People walk outside of a StubHub storefront operation in New York (Ajay Suresh from New York, NY, USA, CC BY 2.0 via Wikimedia Commons)
StubHub is facing an escalating wave of securities-fraud investigations, with more than a dozen major shareholder-rights law firms announcing probes in the days following the company’s steep post-IPO stock drop. The investigations center on whether StubHub misled investors or withheld material information about its financial condition ahead of its September public offering.
The most prominent firms initiating inquiries include Glancy Prongay & Murray LLP, Kirby McInerney LLP, Pomerantz LLP, and several others commonly involved in high-profile securities litigation. Their notices identify a similar trigger point: StubHub’s November 13 quarterly earnings release, its first as a public company, disclosed negative free cash flow of $4.6 million for Q3 2025. That represented a 143 percent swing from the prior year, when the business produced more than $10 million in positive free cash flow.
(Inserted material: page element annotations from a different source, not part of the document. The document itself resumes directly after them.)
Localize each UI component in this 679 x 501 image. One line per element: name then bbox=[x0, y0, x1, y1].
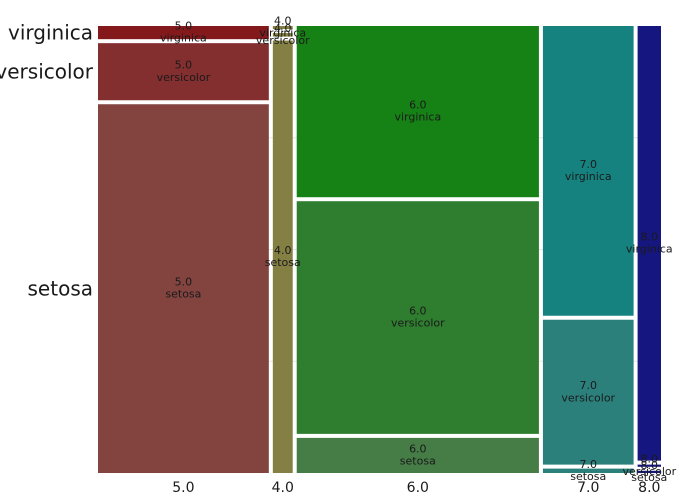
mosaic-tile-7-0-versicolor bbox=[542, 319, 634, 465]
mosaic-tile-6-0-versicolor bbox=[296, 201, 539, 434]
tile-label: 4.0 setosa bbox=[265, 244, 301, 269]
x-axis-tick-labels: 5.0 4.0 6.0 7.0 8.0 bbox=[172, 480, 660, 496]
y-axis-tick-labels: setosa versicolor virginica bbox=[0, 21, 94, 301]
mosaic-tile-4-0-virginica bbox=[272, 26, 293, 30]
mosaic-tile-6-0-virginica bbox=[296, 26, 539, 198]
x-tick-label: 7.0 bbox=[577, 480, 599, 496]
tile-label: 5.0 setosa bbox=[165, 276, 201, 301]
tile-label: 8.0 versicolor bbox=[622, 453, 676, 478]
x-tick-label: 4.0 bbox=[272, 480, 294, 496]
mosaic-tile-4-0-setosa bbox=[272, 40, 293, 474]
tile-label: 6.0 setosa bbox=[400, 442, 436, 467]
tile-label: 7.0 virginica bbox=[565, 158, 612, 183]
tile-label: 6.0 versicolor bbox=[391, 305, 445, 330]
mosaic-tile-8-0-virginica bbox=[637, 26, 661, 461]
x-tick-label: 6.0 bbox=[407, 480, 429, 496]
mosaic-tile-7-0-setosa bbox=[542, 468, 634, 473]
tile-label: 7.0 setosa bbox=[570, 458, 606, 483]
y-tick-label: setosa bbox=[28, 277, 93, 301]
mosaic-tile-5-0-setosa bbox=[98, 104, 269, 474]
tile-label: 5.0 virginica bbox=[160, 20, 207, 45]
mosaic-tile-5-0-virginica bbox=[98, 26, 269, 40]
tile-label: 6.0 virginica bbox=[394, 99, 441, 124]
mosaic-tile-8-0-versicolor bbox=[637, 464, 661, 467]
y-tick-label: versicolor bbox=[0, 60, 94, 84]
x-tick-label: 5.0 bbox=[172, 480, 194, 496]
tile-label: 7.0 versicolor bbox=[561, 379, 615, 404]
x-tick-label: 8.0 bbox=[638, 480, 660, 496]
tile-label: 8.0 setosa bbox=[631, 459, 667, 484]
mosaic-tile-7-0-virginica bbox=[542, 26, 634, 316]
tile-labels: 5.0 setosa 5.0 versicolor 5.0 virginica 4.0 set… bbox=[157, 15, 677, 484]
mosaic-tile-5-0-versicolor bbox=[98, 43, 269, 101]
mosaic-tile-8-0-setosa bbox=[637, 470, 661, 473]
mosaic-tile-4-0-versicolor bbox=[272, 33, 293, 37]
tile-label: 5.0 versicolor bbox=[157, 59, 211, 84]
tile-label: 4.0 versicolor bbox=[256, 22, 310, 47]
tile-label: 8.0 virginica bbox=[626, 230, 673, 255]
mosaic-tiles bbox=[98, 26, 661, 474]
tile-label: 4.0 virginica bbox=[259, 15, 306, 40]
mosaic-tile-6-0-setosa bbox=[296, 437, 539, 473]
y-tick-label: virginica bbox=[8, 21, 93, 45]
The company’s stock immediately fell more than 20 percent on the earnings news, closing at $14.87 on November 14 — nearly 37 percent below its IPO price of $23.50. Analysts responded with downgrades and lowered price targets as investors questioned the company’s near-term prospects.
The pressure intensified days later when the United Kingdom’s Competition and Markets Authority announced an investigation into StubHub’s pricing and fee practices under the Digital Markets, Competition and Consumers Act. Coupled with the UK government’s move to ban resale above face value, the regulatory climate overseas has cast new uncertainty over StubHub’s core business model. The stock slid again on the CMA announcement, and by Friday morning, shares briefly traded below $10 in intraday activity.
Law-firm notices cite the combination of deteriorating financial results, heightened regulatory exposure, and rapidly declining share price as central to their investigations into whether StubHub or its leadership made misleading statements or omitted key information during the IPO process or in subsequent public communications.
The surge of legal scrutiny lands at a volatile moment for the ticketing industry. Regulators in the US, UK, and EU are increasingly targeting resale platforms over pricing transparency, fee structures, and consumer protection. With the UK preparing to effectively eliminate for-profit ticket resale and US agencies signaling tougher enforcement on online pricing practices, investors are growing more cautious about publicly traded secondary-market operators.